Numéro de gala du NEJM…

Cette nuit est tombé le sommaire du NEJM de la semaine, et ce numéro est exceptionnel du point de vue cardio-vasculaire.

Premier article que je ne vais qu’évoquer: Transcatheter Aortic-Valve Implantation for Aortic Stenosis in Patients Who Cannot Undergo Surgery qui assoit un peu plus la place des traitement par TAVI (Trans Aortic Valve Imlplantation) des sténoses aortiques non opérables par voie conventionnelle. J’en vois passer de plus en plus, avec des résultats de plus en plus satisfaisants, toute proportion gardée étant donné le contexte clinique.
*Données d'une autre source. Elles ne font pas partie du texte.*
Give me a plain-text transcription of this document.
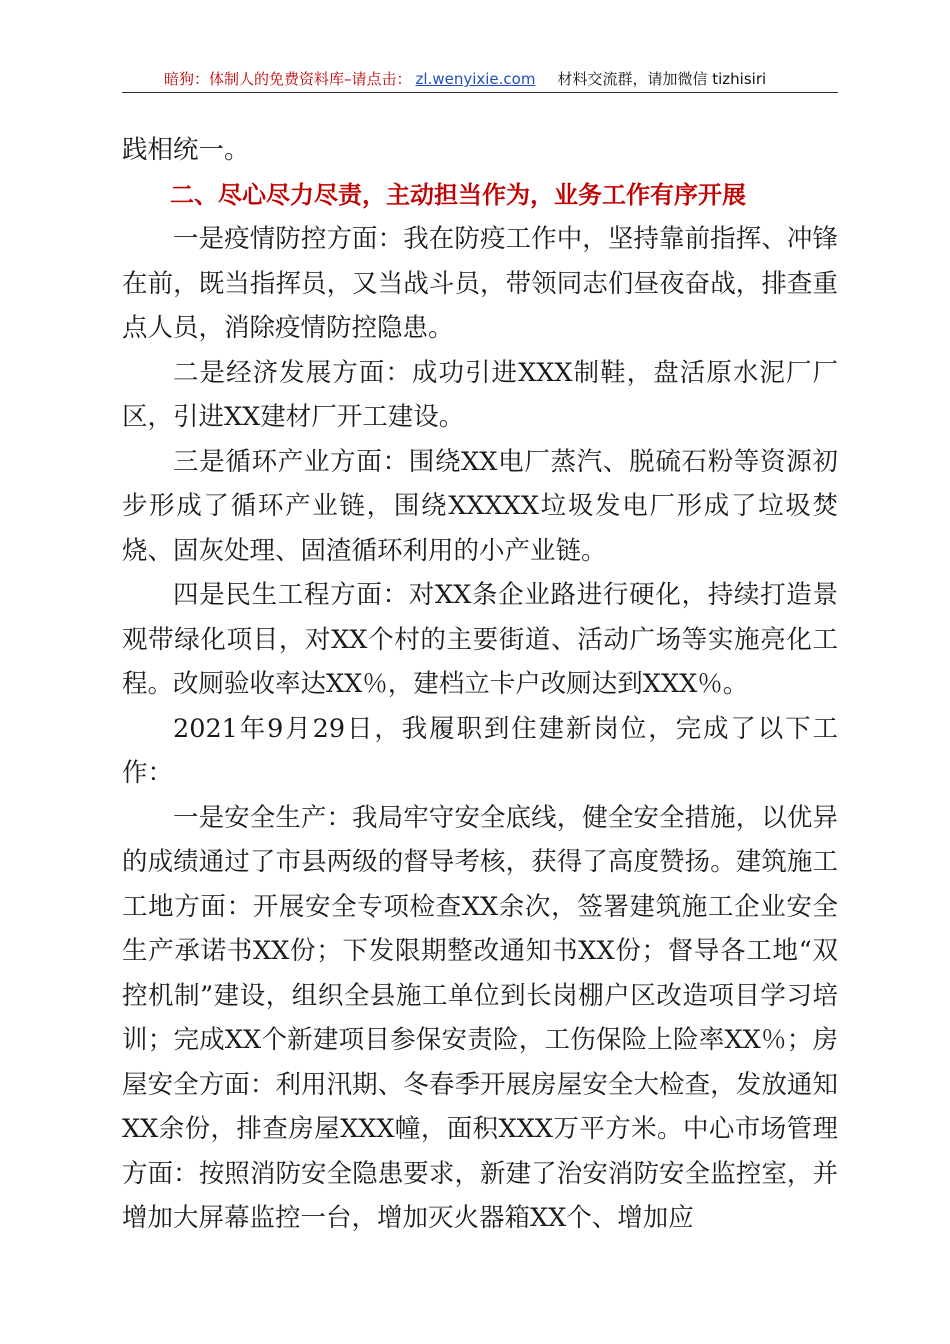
暗狗：体制人的免费资料库–请点击： zl.wenyixie.com 材料交流群，请加微信 tizhisiri

践相统一。

二、尽心尽力尽责，主动担当作为，业务工作有序开展

一是疫情防控方面：我在防疫工作中，坚持靠前指挥、冲锋在前，既当指挥员，又当战斗员，带领同志们昼夜奋战，排查重点人员，消除疫情防控隐患。

二是经济发展方面：成功引进XXX制鞋，盘活原水泥厂厂区，引进XX建材厂开工建设。

三是循环产业方面：围绕XX电厂蒸汽、脱硫石粉等资源初步形成了循环产业链，围绕XXXXX垃圾发电厂形成了垃圾焚烧、固灰处理、固渣循环利用的小产业链。

四是民生工程方面：对XX条企业路进行硬化，持续打造景观带绿化项目，对XX个村的主要街道、活动广场等实施亮化工程。改厕验收率达XX％，建档立卡户改厕达到XXX％。

2021年9月29日，我履职到住建新岗位，完成了以下工作：

一是安全生产：我局牢守安全底线，健全安全措施，以优异的成绩通过了市县两级的督导考核，获得了高度赞扬。建筑施工工地方面：开展安全专项检查XX余次，签署建筑施工企业安全生产承诺书XX份；下发限期整改通知书XX份；督导各工地“双控机制”建设，组织全县施工单位到长岗棚户区改造项目学习培训；完成XX个新建项目参保安责险，工伤保险上险率XX％；房屋安全方面：利用汛期、冬春季开展房屋安全大检查，发放通知XX余份，排查房屋XXX幢，面积XXX万平方米。中心市场管理方面：按照消防安全隐患要求，新建了治安消防安全监控室，并增加大屏幕监控一台，增加灭火器箱XX个、增加应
Cette technique ne peut que se développer, étant donné que l’accroissement de la durée de vie va mécaniquement entraîner une augmentation du nombre de sténoses inopérables.

En gros, 50.7% de mortalité à 1 an pour le traitement médical, 30.7% pour TAVI.

Second article avec son éditorial: Fondaparinux for the Treatment of Superficial-Vein Thrombosis in the Legs par une équipe de Saint-Étienne! Cocorico!

Saint-Étienne, C’est une ville d’environ 180000 habitants dont l’équipe dominait le foot hexagonal dans les années 70, c’est grosso-modo à 50 km au sud-ouest de Lyon.

Je suis un peu taquin mais n’oubliez pas que je suis lyonnais😉 .

Pour replacer l’importance de l’étude, je vais vous reproduire l’intégralité ce que l’on savait du traitement de la thrombose veineuse superficielle (TVS) en novembre 2009:

TRAITEMENT DES THROMBOSES VEINEUSES SUPERFICIELLES (TVS)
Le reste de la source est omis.